On Thursday, Dec. 15, at 7 p.m. during a Christmas concert featuring the choristers of the Choir School and the adult choir of St. John’s, Joseph will premiere a carol he wrote. The twins will also sing in a performance of Handel’s “Messiah” at Veterans Memorial Auditorium in Providence with the Providence Singers and the Rhode Island Philharmonic on Dec. 10.

“I find their vocal flexibility particularly valuable,” said Peter Berton, who directs the two choral ensembles at St. John’s. “They can sing alto, tenor, bass, and even soprano if the music needs them to.

“It’s like moving around these valuable chess pieces on a choral scoreboard,” added Berton. “Their versatility makes them among the most valuable types of musicians to have in a choir.”

For Berton and the Burdicks – who live in Warwick – St. John’s has provided a reunion of sorts. The boys graduated from New York’s St. Thomas Choir School on West 58th Street – an Episcopal boarding school founded in 1919.

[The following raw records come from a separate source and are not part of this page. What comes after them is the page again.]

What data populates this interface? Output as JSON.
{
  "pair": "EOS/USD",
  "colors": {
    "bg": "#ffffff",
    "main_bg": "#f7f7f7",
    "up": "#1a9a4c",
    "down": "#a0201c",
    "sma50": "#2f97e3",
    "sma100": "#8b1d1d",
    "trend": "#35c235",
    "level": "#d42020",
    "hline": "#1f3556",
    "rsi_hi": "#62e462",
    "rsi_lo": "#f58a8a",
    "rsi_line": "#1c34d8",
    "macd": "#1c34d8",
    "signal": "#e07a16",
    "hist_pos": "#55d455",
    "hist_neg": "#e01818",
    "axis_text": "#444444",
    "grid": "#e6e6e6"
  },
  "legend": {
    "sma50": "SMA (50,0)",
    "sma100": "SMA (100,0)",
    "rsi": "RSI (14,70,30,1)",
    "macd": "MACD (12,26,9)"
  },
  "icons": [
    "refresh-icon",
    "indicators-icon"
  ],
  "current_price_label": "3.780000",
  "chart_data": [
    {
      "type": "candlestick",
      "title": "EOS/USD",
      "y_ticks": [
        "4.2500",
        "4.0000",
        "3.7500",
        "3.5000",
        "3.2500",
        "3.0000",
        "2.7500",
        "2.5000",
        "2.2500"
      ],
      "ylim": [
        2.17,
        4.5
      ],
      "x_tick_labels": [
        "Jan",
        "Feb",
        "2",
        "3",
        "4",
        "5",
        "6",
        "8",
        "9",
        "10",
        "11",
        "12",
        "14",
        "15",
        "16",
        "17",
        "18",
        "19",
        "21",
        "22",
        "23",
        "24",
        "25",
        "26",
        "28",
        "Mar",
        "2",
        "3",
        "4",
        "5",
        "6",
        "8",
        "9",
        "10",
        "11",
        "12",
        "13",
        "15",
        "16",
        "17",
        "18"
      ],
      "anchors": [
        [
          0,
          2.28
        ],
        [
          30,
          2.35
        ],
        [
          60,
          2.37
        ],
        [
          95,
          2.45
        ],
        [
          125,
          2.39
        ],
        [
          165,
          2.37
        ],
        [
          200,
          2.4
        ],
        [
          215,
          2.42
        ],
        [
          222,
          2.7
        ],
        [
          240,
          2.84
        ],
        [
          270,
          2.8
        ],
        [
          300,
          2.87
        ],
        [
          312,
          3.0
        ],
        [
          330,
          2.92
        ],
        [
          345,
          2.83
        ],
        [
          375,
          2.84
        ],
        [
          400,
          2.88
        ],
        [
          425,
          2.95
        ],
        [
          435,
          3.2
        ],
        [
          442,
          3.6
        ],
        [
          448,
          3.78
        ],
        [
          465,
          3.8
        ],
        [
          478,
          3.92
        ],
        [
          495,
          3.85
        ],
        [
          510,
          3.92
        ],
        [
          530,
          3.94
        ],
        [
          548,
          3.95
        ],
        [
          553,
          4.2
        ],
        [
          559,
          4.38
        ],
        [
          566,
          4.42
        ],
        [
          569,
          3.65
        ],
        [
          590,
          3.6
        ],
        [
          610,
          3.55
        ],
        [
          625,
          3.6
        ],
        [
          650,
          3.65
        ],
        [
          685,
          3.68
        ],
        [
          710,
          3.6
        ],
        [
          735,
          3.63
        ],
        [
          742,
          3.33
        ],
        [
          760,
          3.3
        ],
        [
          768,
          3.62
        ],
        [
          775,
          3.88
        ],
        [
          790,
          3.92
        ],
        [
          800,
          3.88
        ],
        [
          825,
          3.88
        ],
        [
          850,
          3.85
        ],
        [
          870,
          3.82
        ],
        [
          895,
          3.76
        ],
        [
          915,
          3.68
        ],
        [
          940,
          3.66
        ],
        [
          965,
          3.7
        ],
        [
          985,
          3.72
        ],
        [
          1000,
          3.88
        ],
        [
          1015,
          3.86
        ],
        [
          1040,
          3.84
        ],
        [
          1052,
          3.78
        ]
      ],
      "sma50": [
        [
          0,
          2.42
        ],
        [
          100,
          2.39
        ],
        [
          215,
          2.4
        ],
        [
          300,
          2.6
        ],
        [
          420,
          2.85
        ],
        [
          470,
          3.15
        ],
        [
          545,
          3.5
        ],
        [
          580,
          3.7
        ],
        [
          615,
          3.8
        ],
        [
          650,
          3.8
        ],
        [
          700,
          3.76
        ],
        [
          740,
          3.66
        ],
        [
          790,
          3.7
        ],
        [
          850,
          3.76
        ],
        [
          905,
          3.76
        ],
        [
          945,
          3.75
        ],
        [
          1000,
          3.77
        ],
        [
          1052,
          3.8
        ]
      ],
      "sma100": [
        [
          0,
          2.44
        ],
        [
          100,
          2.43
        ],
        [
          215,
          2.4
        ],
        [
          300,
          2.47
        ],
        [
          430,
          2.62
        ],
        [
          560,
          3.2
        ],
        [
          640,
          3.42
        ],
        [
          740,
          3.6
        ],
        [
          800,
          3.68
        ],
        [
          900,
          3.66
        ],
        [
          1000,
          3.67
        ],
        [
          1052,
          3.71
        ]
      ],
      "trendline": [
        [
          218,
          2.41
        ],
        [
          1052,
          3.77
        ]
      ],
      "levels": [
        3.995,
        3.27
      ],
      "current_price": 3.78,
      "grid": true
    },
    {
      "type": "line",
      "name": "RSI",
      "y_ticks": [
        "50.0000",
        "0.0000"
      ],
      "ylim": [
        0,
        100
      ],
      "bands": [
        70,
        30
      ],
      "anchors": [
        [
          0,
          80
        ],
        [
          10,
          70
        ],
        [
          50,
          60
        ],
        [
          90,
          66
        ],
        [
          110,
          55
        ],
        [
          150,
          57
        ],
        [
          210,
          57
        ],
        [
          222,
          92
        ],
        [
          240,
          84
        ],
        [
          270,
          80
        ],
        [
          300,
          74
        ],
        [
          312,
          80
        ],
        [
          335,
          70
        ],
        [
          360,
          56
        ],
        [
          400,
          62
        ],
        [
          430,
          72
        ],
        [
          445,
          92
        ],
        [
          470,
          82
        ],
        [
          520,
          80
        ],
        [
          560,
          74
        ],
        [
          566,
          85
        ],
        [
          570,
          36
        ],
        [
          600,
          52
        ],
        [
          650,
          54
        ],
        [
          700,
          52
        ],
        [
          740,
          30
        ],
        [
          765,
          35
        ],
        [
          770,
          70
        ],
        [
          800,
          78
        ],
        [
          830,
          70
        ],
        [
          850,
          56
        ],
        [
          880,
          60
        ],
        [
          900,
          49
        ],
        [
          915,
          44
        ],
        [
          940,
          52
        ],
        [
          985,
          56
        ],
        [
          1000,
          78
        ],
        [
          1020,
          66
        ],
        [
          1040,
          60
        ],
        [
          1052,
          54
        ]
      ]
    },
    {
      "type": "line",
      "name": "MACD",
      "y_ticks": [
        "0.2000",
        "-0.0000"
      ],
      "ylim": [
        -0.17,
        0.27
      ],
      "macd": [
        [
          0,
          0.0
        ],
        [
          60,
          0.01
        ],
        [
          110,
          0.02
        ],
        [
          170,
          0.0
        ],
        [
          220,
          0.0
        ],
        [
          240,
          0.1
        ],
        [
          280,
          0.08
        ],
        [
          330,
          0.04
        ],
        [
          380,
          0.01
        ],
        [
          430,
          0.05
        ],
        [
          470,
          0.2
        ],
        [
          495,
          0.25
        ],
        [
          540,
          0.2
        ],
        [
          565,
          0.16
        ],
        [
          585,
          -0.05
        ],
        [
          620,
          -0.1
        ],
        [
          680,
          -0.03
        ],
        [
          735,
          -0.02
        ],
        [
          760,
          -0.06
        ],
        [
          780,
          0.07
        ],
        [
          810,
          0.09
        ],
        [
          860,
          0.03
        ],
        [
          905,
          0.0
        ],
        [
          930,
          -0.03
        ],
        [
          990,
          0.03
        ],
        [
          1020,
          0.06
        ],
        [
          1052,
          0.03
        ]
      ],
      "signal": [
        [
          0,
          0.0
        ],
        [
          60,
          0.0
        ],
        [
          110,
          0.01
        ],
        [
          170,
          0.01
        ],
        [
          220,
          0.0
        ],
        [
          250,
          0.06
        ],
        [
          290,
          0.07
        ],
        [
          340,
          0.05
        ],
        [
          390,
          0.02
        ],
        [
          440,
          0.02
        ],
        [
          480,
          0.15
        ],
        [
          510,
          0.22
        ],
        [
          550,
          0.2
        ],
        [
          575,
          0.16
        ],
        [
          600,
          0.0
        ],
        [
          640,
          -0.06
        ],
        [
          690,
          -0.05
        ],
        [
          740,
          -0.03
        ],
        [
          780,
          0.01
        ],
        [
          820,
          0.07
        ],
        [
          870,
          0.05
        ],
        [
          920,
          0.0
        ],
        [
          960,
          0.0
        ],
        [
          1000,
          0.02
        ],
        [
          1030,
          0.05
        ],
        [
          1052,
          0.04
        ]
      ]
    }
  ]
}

The school houses, nurtures and educates the boy choristers of its world-renowned choir. St. Thomas is the only church-affiliated boarding school of its kind in the U.S.

“It is one of only four like it in the world,” said Berton. The choirmaster knows this because he was once an organist at the famous Manhattan institution.

“We were looking for a different place to worship,” said Patty Burdick. “We learned that Peter was starting a choir school here and was in need of more people. The boys are tenors and have worked well with Peter and we all wanted to help him build the church through the choir. Peter understands the level of choral music that the boys have been trained to do all of their lives.”

Their discipline comes from a mother willing to uproot anywhere to further their potential and a brave, decorated father who was deployed as a military policeman overseas in 1999 – one of four combat tours of duties – on that Sept. 3 when they were born.

There is no precise moment attributed to their first forays into songwriting, however. Joseph said he started in sixth grade. But Patty recalls asking Thomas what he was doing at age 2 while barely big enough to hold a toy musical instrument and hearing him intone clearly, “I’m writing a song, mom!”

“Both compose. Thomas is more on the keyboard side, while Joseph is more on the choral side,” said mentor Berton.

They assimilate each other’s gifts and even finish each other’s sentences and musical phrases in composition. Abigail – versed in ballet, tap, and improvisation – has performed on stage with her brothers during Bishop Hendricken’s Show Choir.

“Each aspect of music gives you a different feeling,” said Thomas. “But singing in church for God is a beautiful thing. It is something most people take for granted, but it is one of the best feelings music can provide.”

“We have been trained in choral music our whole lives, but we don’t close our minds,” added Joseph. “We listen to every kind of music – blues, R & B. We write regular songs, too.”

“We know we are better together than we are apart,” said Thomas. “Maybe we should split, but we know in our hearts we wouldn’t be as good.”